The company’s India wireless business posted a loss of 1,377.8 crore in the March quarter, almost triple the 482.2 crore loss it posted in the year-ago period. But, the March quarter numbers are better than the 1,903.2 crore loss the company reported in the preceding December quarter.

The launch of low-cost tariff plans by Reliance Jio, a unit of Reliance Industries Ltd, in September 2016, forced rivals to drop their rates, hurting profit margins.

Smaller companies were told to either shut down or get acquired, leaving just Airtel, Jio and the merged entity of Vodafone and Idea to compete in the Indian market.

Jio had 306.7 million users as of 31 March. The company has refused to disclose other details such as average revenue per user, data traffic and 4G customer base, and shared only the audited financial results as it is proposing to make a rights issue for which statutory and regulatory approvals are awaited.

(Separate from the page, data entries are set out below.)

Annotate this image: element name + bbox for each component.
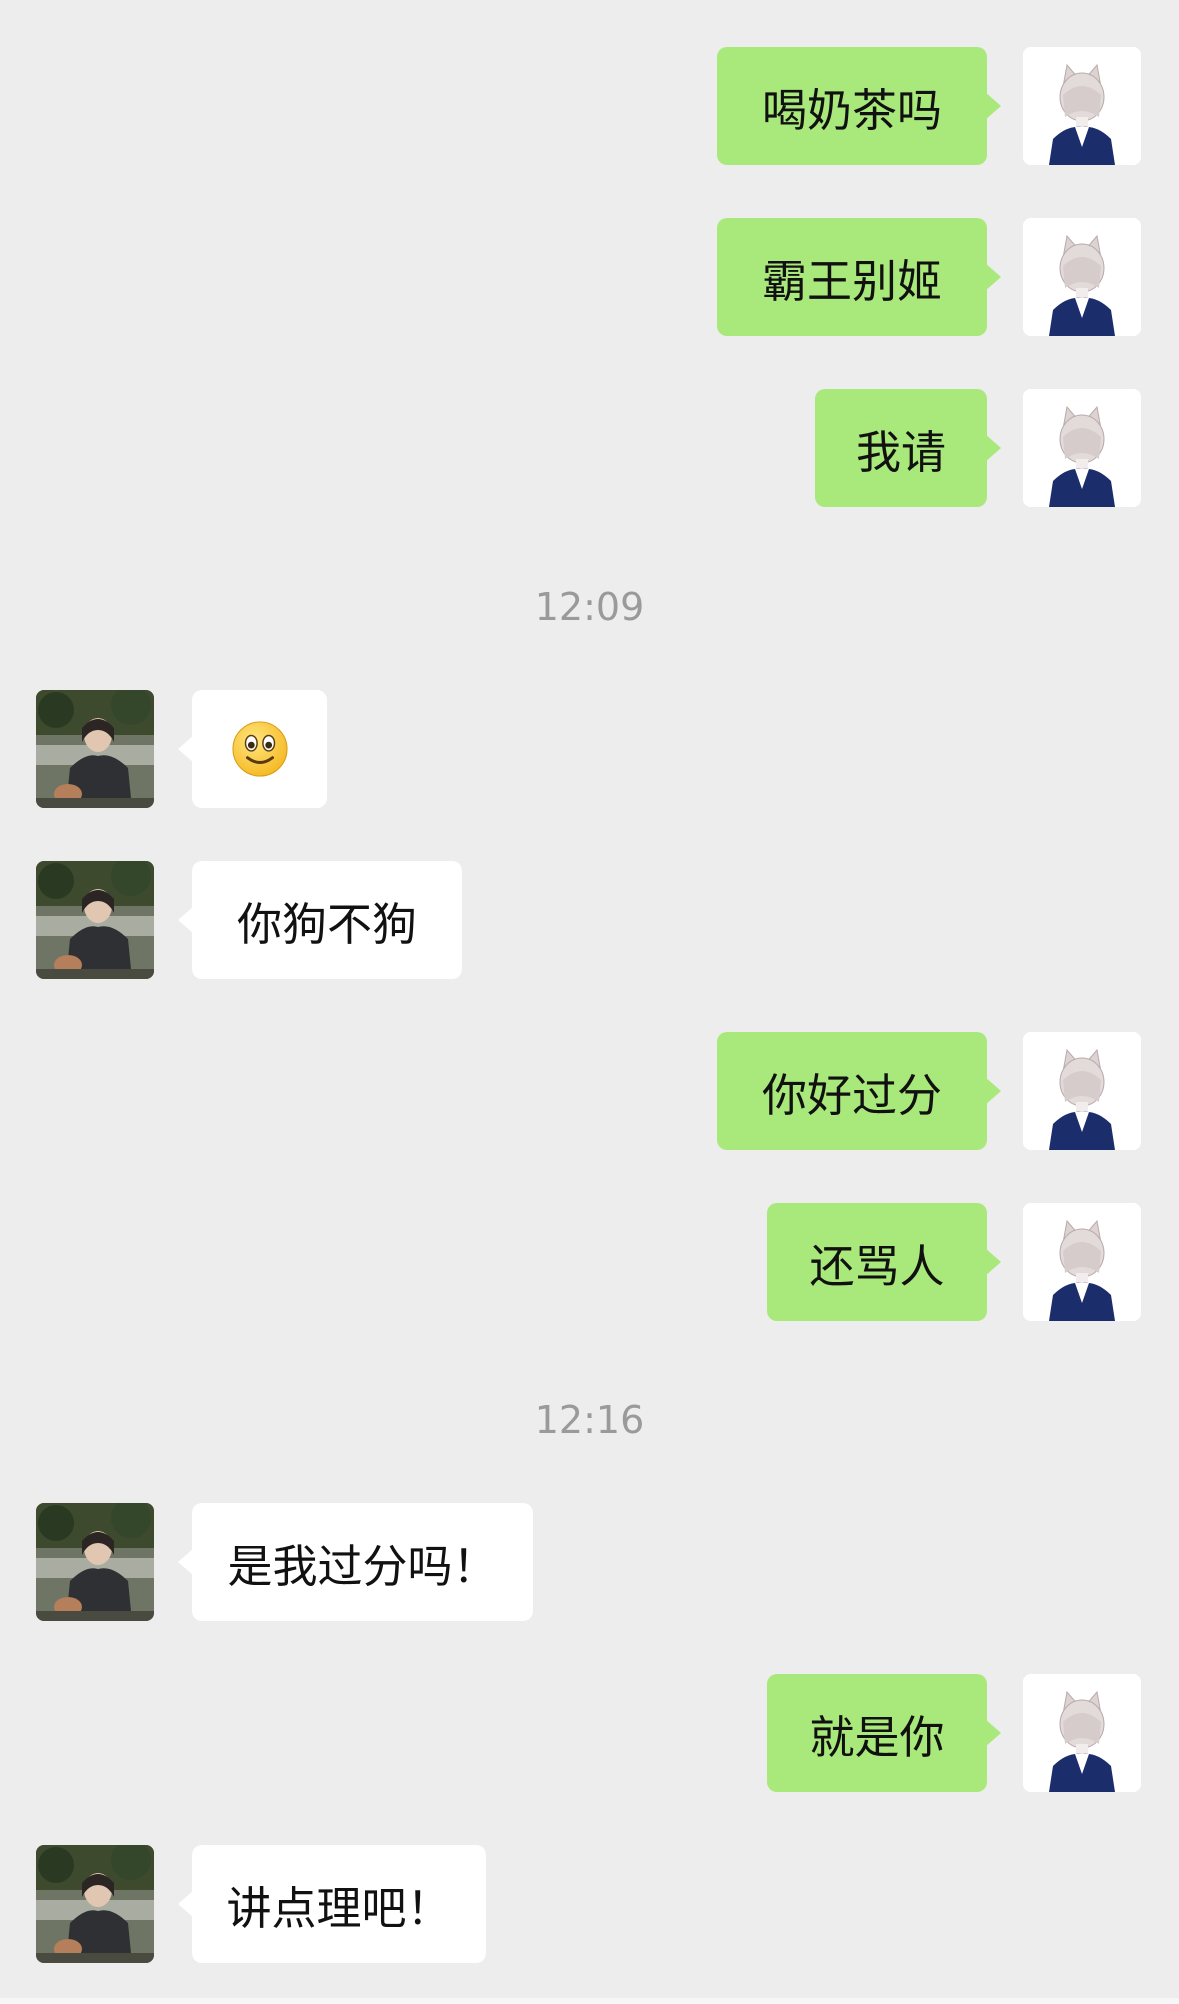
message-text: 你狗不狗 — [236, 897, 417, 951]
user-avatar-icon — [1023, 218, 1141, 336]
smile-emoji-icon — [231, 721, 288, 777]
contact-avatar-icon — [36, 690, 154, 808]
contact-avatar[interactable] — [36, 861, 154, 979]
message-bubble-me[interactable]: 霸王别姬 — [717, 218, 1001, 336]
bottom-edge — [0, 1998, 1179, 2004]
message-text: 讲点理吧！ — [226, 1881, 452, 1935]
message-bubble-me[interactable]: 就是你 — [767, 1674, 1001, 1792]
my-avatar[interactable] — [1023, 1203, 1141, 1321]
message-text: 喝奶茶吗 — [761, 83, 942, 137]
message-text: 霸王别姬 — [761, 254, 942, 308]
contact-avatar-icon — [36, 1503, 154, 1621]
contact-avatar[interactable] — [36, 690, 154, 808]
user-avatar-icon — [1023, 1032, 1141, 1150]
message-text: 还骂人 — [809, 1239, 945, 1293]
message-text: 就是你 — [809, 1710, 945, 1764]
message-bubble-me[interactable]: 喝奶茶吗 — [717, 47, 1001, 165]
timestamp: 12:16 — [534, 1398, 645, 1442]
message-text: 我请 — [855, 425, 946, 479]
message-bubble-other[interactable]: 你狗不狗 — [178, 861, 462, 979]
my-avatar[interactable] — [1023, 1674, 1141, 1792]
contact-avatar[interactable] — [36, 1503, 154, 1621]
my-avatar[interactable] — [1023, 1032, 1141, 1150]
contact-avatar-icon — [36, 861, 154, 979]
message-bubble-me[interactable]: 还骂人 — [767, 1203, 1001, 1321]
message-bubble-other[interactable] — [178, 690, 327, 808]
message-bubble-other[interactable]: 是我过分吗！ — [178, 1503, 533, 1621]
my-avatar[interactable] — [1023, 389, 1141, 507]
user-avatar-icon — [1023, 1674, 1141, 1792]
contact-avatar[interactable] — [36, 1845, 154, 1963]
user-avatar-icon — [1023, 47, 1141, 165]
timestamp: 12:09 — [534, 585, 645, 629]
user-avatar-icon — [1023, 389, 1141, 507]
message-text: 是我过分吗！ — [227, 1539, 498, 1593]
my-avatar[interactable] — [1023, 218, 1141, 336]
message-text: 你好过分 — [761, 1068, 942, 1122]
message-bubble-me[interactable]: 我请 — [815, 389, 1001, 507]
chat-view[interactable]: 喝奶茶吗 霸王别姬 我请 12:09 你狗不狗 你好过分 还骂人 12:16 是… — [0, 0, 1179, 2004]
my-avatar[interactable] — [1023, 47, 1141, 165]
user-avatar-icon — [1023, 1203, 1141, 1321]
message-bubble-me[interactable]: 你好过分 — [717, 1032, 1001, 1150]
message-bubble-other[interactable]: 讲点理吧！ — [178, 1845, 486, 1963]
contact-avatar-icon — [36, 1845, 154, 1963]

The performance of the company’s Africa unit has proved to be a beacon of hope as it battles Jio in its home market. Last week, Airtel announced the earnings for the Africa unit which swung to a quarterly profit from a year-earlier loss because of an increase in transaction value on its Airtel Money platform and higher data consumption on its network.

The Africa operations achieved a net profit of $83 million in the March quarter, compared to a loss of $49 million a year earlier.

The improved earnings is significant for Bharti Airtel’s Africa arm, which is gearing up for an initial share sale in June-July.